Billionaires buying farmland for conservation, not food production

The American Prairie, a billionaire-backed company, is buying up land to recreate a three million-acre version of the 1805 Great Plains.

Joshua Young North Carolina

A Montana-based conservation group that's funded by corporate billionaires has discreetly purchased 453,188 acres of land for the purposes of ecologically re-engineering the Great Plains.

According to their website the American Prairie is "creating the largest nature reserve in the contiguous United States" by "stitching together three million acres of existing public lands using private lands purchased" that would create a retro ecosystem.

The Mountain Journal reported in 2019 that American Prairie is buying up private ranches one at a time and then intend to "remove the livestock that roam much of the landscape today and replace them with bison, elk, pronghorn antelope, prairie dogs, and other wildlife that Lewis and Clark saw when they passed through the region in 1805."

In their effort to recreate a three million acre version of 1805 Great Plains, the billionaire-backed company has been accused of encouraging depopulation and the destruction of the American farmer.

Fox News reports that the group has been aggressively expanding since 2004 and most of their 34 purchase transactions in Montana were of land once used for grazing or farming.

American Prairie's website does have a plan if an American wants to one day visit their privately owned preserve.

American Prairie's Vice President and Chief External Relations Officer Pete Geddes told Fox News Digital, "Our mission is to assemble the largest complex of public and private lands devoted to wildlife in the lower 48" that will be "about 25 percent larger than Yellowstone."

Currently, Bill Gates is the single largest farmland owner in the United States.

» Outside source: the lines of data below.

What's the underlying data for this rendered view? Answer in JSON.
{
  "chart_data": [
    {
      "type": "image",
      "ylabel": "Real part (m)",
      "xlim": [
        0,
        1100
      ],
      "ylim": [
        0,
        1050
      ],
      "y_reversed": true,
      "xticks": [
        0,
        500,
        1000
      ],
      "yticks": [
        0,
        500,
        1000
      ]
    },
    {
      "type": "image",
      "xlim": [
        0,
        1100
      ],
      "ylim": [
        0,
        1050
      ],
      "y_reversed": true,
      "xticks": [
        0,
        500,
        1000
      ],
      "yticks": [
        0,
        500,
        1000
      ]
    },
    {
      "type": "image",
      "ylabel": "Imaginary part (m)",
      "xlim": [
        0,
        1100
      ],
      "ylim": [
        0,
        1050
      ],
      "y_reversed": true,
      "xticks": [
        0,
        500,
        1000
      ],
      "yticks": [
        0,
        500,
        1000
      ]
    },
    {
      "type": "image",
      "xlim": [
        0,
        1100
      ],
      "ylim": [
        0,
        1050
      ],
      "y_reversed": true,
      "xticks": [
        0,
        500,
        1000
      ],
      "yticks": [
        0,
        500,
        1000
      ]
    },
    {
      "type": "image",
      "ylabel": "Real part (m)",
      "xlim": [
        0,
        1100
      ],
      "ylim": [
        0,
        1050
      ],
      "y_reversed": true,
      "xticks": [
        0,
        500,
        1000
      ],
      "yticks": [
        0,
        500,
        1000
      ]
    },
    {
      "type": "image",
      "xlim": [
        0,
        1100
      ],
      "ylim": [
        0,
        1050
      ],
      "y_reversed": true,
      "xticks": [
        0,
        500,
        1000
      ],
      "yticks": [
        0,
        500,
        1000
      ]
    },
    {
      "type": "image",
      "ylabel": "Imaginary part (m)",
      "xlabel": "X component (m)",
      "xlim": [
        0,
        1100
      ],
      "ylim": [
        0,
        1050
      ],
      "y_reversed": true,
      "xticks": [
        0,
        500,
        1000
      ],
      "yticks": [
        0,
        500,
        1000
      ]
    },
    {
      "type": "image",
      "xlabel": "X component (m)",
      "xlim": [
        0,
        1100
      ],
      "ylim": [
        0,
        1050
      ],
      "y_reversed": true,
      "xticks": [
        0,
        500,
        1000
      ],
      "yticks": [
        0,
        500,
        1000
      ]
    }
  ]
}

The Chinese CCP own about 100 million acres of land as well, much of it next to military bases. Big money financiers from Wall Street and Silicon Valley have a stake in the American Prairie Foundation. Notable examples are liberal donors and Swiss financier Hansjoerg Wyss, Hewlett-Packard company heiress Susan Packard Orr, and heir to the Mars candy fortune John Mars.

Montana Attorney General Austin Knudsen described American Prairie's operation as "flatly illegal," because "This is federal land that is specifically — by the Taylor Grazing Act, by federal law — set aside for livestock grazing. Bison are not livestock, even under federal law." Knudsen commented on the company's desire to engineer the Great Plains by saying they had a surreptitious plan to create an "American Serengeti" where "liberal coastal elites can come and hang out and look at the pretty animals."